Shaun discussed the couple’s trust issues, bringing out the leading experts on the subject matter; Tim and Veronica, of course! They related their own ex-relationship and how they deal with current partners having a difficult time with their friendship (though I’m sure anyone dating Veronica feels comfortable that Tim’s not a threat with his “Spice Girls” wardrobe.
It seemed that the cast unanimously took Yohan’s side, feeling that Daniele was wrong for meeting up with her ex, Taylen, and announcing the meeting on the big guy’s birthday. They continued giving Daniele examples of her controlling and inconsiderate behavior, but it seemed to fall flat. Daniele informed the entire set that she’s “out in the world” and allowed to have friends, whether she slept with them or not, which forced Yohan to whip out the ole’ measuring tape. The discussion of these two went on for way too long, with Taylen appearing on stage to basically say he no longer has feelings for Daniele, and then leave. Yohan announced that he planned to leave Daniele once their lease (which he says he pays half on) is up. Danielle cried off her face-spackle, and hopefully had Baba on standby.
In the end, nothing new was revealed. Nicole left and went back to her charging station. Maaaaachmood probably kicked things and screamed obscenities before laughing inappropriately with his brother. Jen cried and possibly revenge-dated Julian before sending Rishi a slew of drunk messages. Oussama wasn’t sure which camera to look at for his final statement, so each eye picked it’s favorite. He wanted to say goodbye nicely to Miss Debbie for being so nice to him and probably buying him new Crayola markers. Danielle is going to have to manifest a new life plan, while Yohan is probably already out showing his $5 footlong to some unsuspecting women on the internet. Miss Debbie continued to speak in third person as she is once again on the market with her horrible judgment. Gabe may quit the padded panty business to become an interventionist, and Rishi?? Well…. How’s You??
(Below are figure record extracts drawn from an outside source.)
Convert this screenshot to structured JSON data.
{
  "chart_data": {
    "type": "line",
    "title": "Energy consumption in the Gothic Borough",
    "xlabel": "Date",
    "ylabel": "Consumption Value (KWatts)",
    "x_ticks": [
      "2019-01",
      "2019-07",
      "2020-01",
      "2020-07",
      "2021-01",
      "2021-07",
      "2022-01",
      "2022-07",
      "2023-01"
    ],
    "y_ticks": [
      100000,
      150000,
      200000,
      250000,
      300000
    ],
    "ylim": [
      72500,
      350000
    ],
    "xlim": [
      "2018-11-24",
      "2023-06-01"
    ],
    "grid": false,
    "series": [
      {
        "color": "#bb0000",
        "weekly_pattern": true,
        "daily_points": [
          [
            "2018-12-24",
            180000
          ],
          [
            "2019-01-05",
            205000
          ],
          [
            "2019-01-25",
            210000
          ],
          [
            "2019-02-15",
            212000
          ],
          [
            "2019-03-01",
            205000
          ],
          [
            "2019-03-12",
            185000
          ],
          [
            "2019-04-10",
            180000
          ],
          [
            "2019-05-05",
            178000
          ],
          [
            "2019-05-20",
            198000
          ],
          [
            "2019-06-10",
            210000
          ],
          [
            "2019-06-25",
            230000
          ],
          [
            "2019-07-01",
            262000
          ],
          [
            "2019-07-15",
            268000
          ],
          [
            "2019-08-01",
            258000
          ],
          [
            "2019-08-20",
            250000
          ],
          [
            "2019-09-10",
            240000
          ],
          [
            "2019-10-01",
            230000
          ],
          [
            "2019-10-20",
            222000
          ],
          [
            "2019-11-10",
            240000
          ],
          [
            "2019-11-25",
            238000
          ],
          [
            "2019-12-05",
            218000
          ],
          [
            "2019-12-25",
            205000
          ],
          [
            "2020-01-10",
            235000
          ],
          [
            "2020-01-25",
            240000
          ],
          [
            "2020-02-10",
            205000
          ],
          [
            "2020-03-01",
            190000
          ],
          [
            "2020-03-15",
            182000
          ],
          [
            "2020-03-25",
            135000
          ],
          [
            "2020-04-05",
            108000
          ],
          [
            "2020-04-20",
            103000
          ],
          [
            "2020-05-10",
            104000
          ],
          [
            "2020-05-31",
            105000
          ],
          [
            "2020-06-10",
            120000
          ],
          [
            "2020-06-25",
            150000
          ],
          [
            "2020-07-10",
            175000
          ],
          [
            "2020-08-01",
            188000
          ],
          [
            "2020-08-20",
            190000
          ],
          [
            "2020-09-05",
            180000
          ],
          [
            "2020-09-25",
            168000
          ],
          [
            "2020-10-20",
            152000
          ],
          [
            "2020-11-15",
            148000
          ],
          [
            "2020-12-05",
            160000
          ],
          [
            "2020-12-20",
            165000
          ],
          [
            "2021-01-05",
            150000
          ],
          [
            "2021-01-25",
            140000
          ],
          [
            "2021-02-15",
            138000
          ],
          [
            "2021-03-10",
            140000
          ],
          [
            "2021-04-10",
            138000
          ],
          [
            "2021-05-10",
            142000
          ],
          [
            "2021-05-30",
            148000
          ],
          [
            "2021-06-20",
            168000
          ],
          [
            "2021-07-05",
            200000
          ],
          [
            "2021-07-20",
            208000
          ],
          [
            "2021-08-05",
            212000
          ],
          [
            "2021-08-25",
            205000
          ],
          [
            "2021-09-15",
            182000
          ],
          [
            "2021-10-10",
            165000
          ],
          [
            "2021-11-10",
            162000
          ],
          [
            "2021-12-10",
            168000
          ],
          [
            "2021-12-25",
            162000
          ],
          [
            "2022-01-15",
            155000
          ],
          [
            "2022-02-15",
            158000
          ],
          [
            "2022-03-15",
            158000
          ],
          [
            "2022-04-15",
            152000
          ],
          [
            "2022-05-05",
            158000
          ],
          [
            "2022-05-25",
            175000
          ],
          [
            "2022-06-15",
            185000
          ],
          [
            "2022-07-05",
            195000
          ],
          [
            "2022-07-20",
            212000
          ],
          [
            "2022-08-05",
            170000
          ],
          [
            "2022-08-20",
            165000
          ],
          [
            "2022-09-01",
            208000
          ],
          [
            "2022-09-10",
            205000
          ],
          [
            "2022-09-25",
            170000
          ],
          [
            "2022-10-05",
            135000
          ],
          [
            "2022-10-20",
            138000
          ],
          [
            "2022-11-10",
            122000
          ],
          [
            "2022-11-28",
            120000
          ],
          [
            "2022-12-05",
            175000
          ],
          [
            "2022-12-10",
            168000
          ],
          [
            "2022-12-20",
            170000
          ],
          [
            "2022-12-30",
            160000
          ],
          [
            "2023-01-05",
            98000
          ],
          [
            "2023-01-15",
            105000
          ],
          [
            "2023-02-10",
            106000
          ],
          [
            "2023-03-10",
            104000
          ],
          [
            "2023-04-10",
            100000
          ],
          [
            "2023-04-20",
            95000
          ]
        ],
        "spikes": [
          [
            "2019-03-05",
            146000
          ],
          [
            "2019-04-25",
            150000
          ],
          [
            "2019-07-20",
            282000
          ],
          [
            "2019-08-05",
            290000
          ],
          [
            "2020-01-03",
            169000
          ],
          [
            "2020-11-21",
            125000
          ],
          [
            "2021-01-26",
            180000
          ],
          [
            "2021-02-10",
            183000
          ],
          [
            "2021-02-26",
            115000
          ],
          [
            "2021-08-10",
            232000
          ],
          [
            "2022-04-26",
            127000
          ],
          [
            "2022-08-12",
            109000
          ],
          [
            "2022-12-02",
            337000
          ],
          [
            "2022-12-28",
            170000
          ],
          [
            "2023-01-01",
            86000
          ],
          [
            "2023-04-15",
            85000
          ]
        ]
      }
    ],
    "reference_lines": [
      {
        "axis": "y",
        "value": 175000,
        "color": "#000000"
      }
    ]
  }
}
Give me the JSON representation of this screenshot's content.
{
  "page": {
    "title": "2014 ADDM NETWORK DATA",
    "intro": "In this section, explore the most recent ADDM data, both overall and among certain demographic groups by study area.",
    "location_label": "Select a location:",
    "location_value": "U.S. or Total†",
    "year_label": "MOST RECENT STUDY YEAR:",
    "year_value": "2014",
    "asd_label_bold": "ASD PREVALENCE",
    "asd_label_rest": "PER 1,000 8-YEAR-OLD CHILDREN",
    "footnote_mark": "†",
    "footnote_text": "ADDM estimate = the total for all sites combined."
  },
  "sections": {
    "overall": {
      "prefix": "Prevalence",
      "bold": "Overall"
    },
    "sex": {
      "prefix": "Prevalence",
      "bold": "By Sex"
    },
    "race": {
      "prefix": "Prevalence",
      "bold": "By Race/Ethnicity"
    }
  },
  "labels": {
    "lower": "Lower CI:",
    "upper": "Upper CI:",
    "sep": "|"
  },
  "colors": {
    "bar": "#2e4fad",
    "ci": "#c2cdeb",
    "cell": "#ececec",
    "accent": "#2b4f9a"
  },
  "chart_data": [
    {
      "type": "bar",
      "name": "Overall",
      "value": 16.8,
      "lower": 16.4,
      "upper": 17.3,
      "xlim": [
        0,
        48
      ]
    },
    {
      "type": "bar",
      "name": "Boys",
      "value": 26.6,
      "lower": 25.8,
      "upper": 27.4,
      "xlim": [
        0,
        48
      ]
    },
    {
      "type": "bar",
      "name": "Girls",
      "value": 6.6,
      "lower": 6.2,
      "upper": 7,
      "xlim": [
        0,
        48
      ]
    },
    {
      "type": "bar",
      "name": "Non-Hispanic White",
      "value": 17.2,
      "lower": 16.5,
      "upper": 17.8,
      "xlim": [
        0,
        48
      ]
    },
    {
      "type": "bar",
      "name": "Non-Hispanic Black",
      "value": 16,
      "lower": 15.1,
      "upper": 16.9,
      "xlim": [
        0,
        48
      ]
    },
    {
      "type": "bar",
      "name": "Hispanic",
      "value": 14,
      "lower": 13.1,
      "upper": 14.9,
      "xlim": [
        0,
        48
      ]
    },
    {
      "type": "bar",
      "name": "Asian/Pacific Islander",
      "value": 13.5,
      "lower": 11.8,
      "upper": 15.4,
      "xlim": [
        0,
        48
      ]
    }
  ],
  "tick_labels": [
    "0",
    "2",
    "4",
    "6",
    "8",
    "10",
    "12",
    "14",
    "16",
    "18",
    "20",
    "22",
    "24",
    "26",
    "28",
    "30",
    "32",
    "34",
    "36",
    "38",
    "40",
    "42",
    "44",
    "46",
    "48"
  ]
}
And Me? I’m Mother Debbie Done with this season!
OMG I laughed so hard reading your update. Thanks again for the laughs.
I have truly enjoyed your summaries all season long.
thanks!!!
terry
I have truly enjoyed your summaries all season long.
thanks!!!
You saved your best for last – just like you, I too am “Mother Debbie Done” with this bunch. Thanks so much for your summaries – now I don’t feel badly when I nod off before the first commercial break.